L’automne dernier, les autorités avaient en effet décidé d’expulser pour la énième fois les marchands ambulants des rues de la capitale. Mais jusqu’ici, les vendeurs revenaient petit à petit sur les trottoirs, sous le regard indulgent de la police. Or aujourd’hui, la situation parait différente. La police n’a pas quitté les lieux et le ratissage se poursuit depuis près de six mois. Qu’est-il arrivé aux vendeurs ambulants et à leurs marchandises ? Les autorités seraient-elles vraiment parvenu à leur trouver une solution ? Les trottoirs désertés sauraient-ils faire oublier la volonté désespérée de centaines de vendeurs à la sauvette de dénicher une nouvelle source de revenus à même de les tirer de la misère ?

Etals sous haute surveillance

Il est 15 heures. D’habitude, la rue d’Espagne connait en cette heure de l’après-midi une importante affluence de clients à la recherche de produits bon marché. Mais pas cette fois-ci, puisque les vendeurs brillaient par leur absence. Sur plusieurs centaines de mètres, seuls deux marchands à la sauvette s’affichaient devant l’entrée du marché central. L’un proposait des écouteurs, tandis que l’autre exposait des sacs poubelles sur une petite caisse en carton.

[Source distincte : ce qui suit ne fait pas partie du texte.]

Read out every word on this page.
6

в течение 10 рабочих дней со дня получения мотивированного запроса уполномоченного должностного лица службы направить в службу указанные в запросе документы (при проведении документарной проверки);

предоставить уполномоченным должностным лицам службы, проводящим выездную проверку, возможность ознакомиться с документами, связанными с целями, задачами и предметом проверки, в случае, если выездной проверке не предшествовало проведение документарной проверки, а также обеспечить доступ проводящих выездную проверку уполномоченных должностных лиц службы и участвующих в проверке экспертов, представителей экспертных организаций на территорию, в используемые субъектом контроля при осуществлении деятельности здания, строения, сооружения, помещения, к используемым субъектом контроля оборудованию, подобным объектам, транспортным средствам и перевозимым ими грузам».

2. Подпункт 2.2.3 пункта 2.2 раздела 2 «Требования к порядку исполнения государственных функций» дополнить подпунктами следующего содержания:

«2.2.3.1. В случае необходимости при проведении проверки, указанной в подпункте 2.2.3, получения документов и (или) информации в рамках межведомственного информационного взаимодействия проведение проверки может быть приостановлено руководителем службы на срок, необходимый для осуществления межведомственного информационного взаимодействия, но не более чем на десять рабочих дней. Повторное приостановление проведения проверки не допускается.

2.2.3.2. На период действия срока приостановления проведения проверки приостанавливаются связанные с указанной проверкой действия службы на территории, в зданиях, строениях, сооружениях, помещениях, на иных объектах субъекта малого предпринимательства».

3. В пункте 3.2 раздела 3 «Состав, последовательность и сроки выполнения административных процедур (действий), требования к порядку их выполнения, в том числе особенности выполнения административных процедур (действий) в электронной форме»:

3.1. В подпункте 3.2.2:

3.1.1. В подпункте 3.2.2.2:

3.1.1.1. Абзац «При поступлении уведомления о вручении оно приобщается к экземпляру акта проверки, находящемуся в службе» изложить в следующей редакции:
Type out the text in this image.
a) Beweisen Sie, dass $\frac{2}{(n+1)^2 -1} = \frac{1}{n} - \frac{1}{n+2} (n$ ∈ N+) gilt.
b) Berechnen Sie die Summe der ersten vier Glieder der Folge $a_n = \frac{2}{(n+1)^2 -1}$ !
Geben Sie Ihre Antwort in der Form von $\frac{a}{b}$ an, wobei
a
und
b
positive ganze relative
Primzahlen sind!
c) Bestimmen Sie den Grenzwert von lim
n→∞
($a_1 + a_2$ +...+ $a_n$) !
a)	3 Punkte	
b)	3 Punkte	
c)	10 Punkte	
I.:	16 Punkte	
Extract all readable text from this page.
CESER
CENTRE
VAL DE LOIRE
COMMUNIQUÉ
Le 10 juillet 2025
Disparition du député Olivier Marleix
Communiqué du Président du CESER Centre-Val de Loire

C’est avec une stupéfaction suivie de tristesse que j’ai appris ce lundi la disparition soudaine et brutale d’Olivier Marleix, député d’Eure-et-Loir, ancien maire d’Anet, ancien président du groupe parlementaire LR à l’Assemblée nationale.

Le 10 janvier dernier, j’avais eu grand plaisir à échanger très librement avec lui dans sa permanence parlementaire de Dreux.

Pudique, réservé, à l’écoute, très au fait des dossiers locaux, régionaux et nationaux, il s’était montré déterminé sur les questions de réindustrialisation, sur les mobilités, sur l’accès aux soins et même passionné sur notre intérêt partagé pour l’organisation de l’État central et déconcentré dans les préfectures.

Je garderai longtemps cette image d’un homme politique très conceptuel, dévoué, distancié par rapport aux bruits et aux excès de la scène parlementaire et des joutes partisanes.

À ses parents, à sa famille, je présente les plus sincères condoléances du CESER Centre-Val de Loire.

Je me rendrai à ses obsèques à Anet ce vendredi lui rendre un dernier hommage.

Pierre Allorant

En quelques minutes, au passage de la première moto de police, les deux vendeurs ont quitté précipitamment les lieux, dans l’attente de la fin du ratissage et du retour au calme. Cependant, malgré l’interdiction et le siège policier imposé dans la rue, les étals de carton n’ont pas disparu du paysage pour autant. Les vendeurs si peu nombreux soient-ils, paraissent attachés à cet espace. Pour ces marchands, ces lieux représentaient dans la capitale leur unique gagne-pain.

Ces vendeurs occasionnels cherchent souvent abri dans les immeubles alignés de part et d’autre des rues. Ils y cachent ainsi les quelques marchandises qu’ils ont pu ramener, en dépit du siège qui leur est imposé. Mais, leurs tentatives répétées se soldent souvent par des échecs, en raison de la forte présence policière dans les alentours.

Les rues adjacentes au marché principal de la capitale après l’évacuation des marchands ambulants.

Une étude du Forum tunisien des droits économiques et sociaux (FTDES) estime à entre 300 et 330 le nombre de vendeurs actifs dans la rue d’Espagne. Pour la plupart d’entre eux, il s’agit d’hommes jeunes originaires de la région de Sbiba, relevant du gouvernorat de Kasserine.

Le 9 septembre 2023, le ministère de l’Intérieur avait annoncé dans un communiqué : « Dans le cadre des efforts continus visant maintenir la sécurité publique, à assurer la tranquillité des citoyens et à lutter contre les étals anarchiques et l’usage abusif des trottoirs, des campagne sécuritaires ciblées ont été menées au niveau de la Place de Barcelone, la Place Mongi Bali, la rue de la Gare et une partie de la rue d’Espagne, où tous les points de vente et autres étals anarchiques ont été retirés », lit-on dans le communiqué.

Rejet des espaces aménagés

« Le seul objectif des vendeurs irréguliers est de gagner de l’argent. Ce qui les motive c’est réaliser le plus de profits, quel que soit l’endroit. Et c’est ce qu’ils ont réalisé à rue d’Espagne, où il y a une forte affluence, déclare à Nawaat le sociologue Sofiane Jaballah. Ces vendeurs préfèrent les trottoirs aux espaces clos proposés par l’Etat, parce qu’ils craignent d’essuyer une baisse de leurs revenus faute de clientèle », souligne Jaballah. Tandis que la rue d’Espagne fourmille quotidiennement de milliers clients potentiels.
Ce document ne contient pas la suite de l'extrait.